Ses souvenirs étaient confus, aujourd’hui encore.
Sergueï était venu vers eux, enjambant les corps étendus sur le
pont. Puis il avait hélé un taxi et les avait fourrés dedans pour
les renvoyer chez eux. Deux semaines s’étaient écoulées depuis ce
moment-là, et elle ne l’avait plus revu.
O.P. lui avait raconté ce qu’il avait appris — la
confrontation avec les hommes du Silence et les deux cadavres
qu’elle était parvenue à identifier. L'assistant d’André, et cette
femme qu’elle avait rencontrée au café. Un ennemi et une alliée
malgré elle.
Elle avait laissé un message sur le répondeur de
Sergueï, ce jour-là, mais il n’avait jamais rappelé. Elle savait
juste qu’il avait envoyé un rapport au Quad — ou à ce qu’il en
restait. Bart avait les deux jambes dans le plâtre et une minerve
autour du cou. Susan commençait tout juste à récupérer de ses
brûlures au second degré. Beyl avait reçu une décharge de Courant
dans les poumons — elle était morte la nuit suivante, entourée de
ce troupeau qu’elle avait guidé durant tant d’années. Le doux
motard, Rick, avait été
emporté par une overdose de Courant. Michaela était plongée dans un
coma profond dont personne ne savait si elle sortirait un jour.
Wren était trop épuisée pour pleurer.
Trop de morts. Trop de deuil.
Elle n’avait même pas la force de faire le deuil
de Sergueï, de ce qui s’était brisé entre eux. C'était leur faute à
tous deux. Elle espérait seulement qu’il se montrerait raisonnable,
qu’il ne jouerait pas avec sa vie, sa santé — qu’il saurait
maîtriser sa « toxicomanie ».
Plus personne ne faisait confiance aux Profanes.
Ni au Silence ou à ses agents. Ce qu’ils avaient fait subir aux «
enfants perdus », à ces Talents qu’ils avaient transformés en
monstres, était impardonnable.
Pendant les longues nuits où elle restait allongée
dans la pénombre, Wren regardait le jeu de reflets sur le médaillon
doré qu’elle avait accroché au-dessus du miroir, dans la chambre.
Et se demandait où avait disparu son innocence.

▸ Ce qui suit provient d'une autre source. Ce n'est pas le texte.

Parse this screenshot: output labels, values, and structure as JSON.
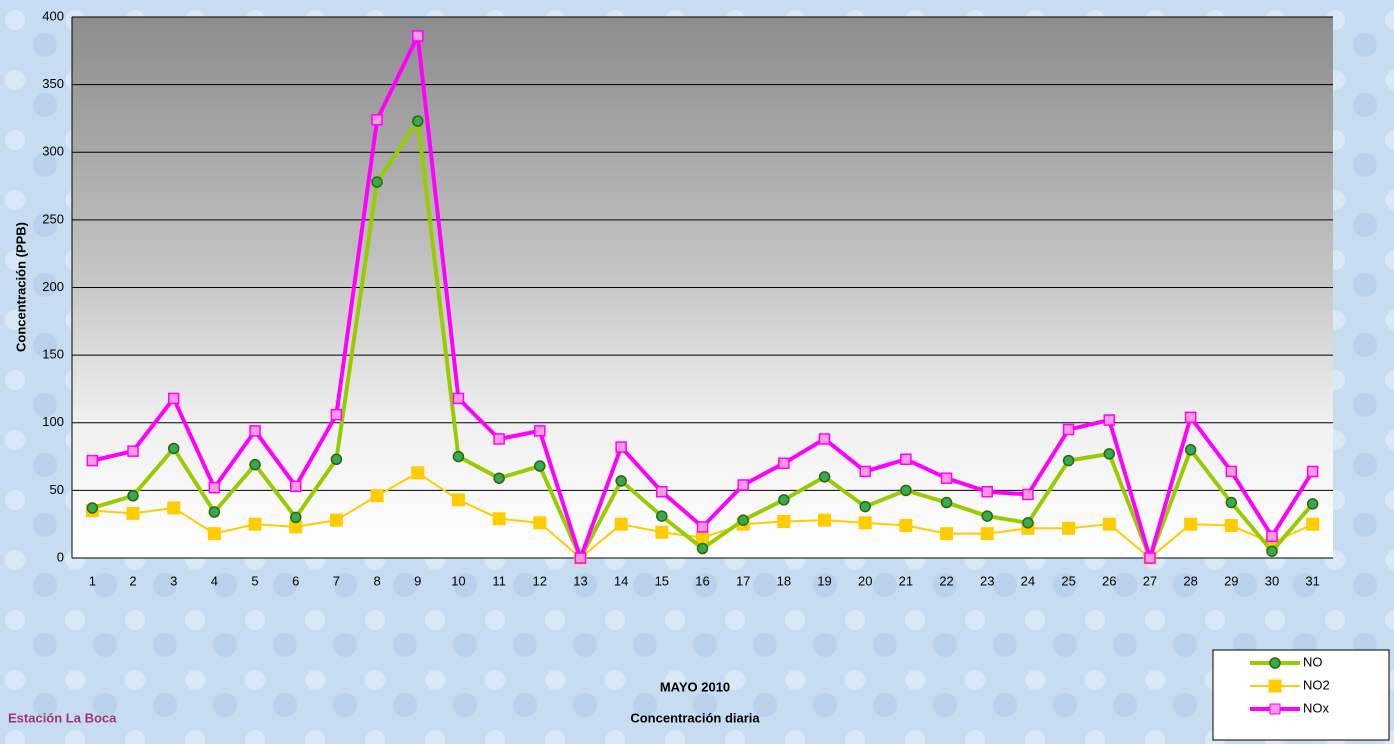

On était en février. Ses blessures guérissaient
doucement — mais pas ses plaies intérieures. Délicatement, elle en
effleura une, indifférente à la douleur qu’elle provoquait, comme
si c’était une autre qui souffrait.
Elle avait acheté un tapis et un canapé. Elle
avait fait encadrer et avait accroché des photos de sa mère et de
sa grand-mère. Elle avait laissé les rideaux fermés pour pouvoir se
reposer dans la journée, pendant qu'O.P. remplissait son
frigo.
— Quand est-ce que tu as dormi pour la dernière
fois ? finit par lui demander O.P.
— Je dors chaque nuit.
Mal et peu. Elle aurait pu prendre des cachets,
mais elle préférait cet état de somnambulisme que créait
l’épuisement.
— Ce n’est pas fini, tu sais.
Ils étaient assis sur le nouveau canapé et
savouraient un poulet kung pao de chez Noodles. Deux cookies
étaient posés sur la table basse — une autre acquisition
récente.
— Rien n’est… fini, déclara-t-elle.
— Je sais, dit O.P.
Depuis ce matin affreux où ils étaient rentrés en
chancelant, il s’était occupé d’elle. Il l’avait traitée comme si
elle était de verre soufflé, ce qui lui avait donné envie de crier.
Sauf qu’elle avait peur, si elle se mettait vraiment à hurler,
d’éclater en mille morceaux — et de donner raison au démon.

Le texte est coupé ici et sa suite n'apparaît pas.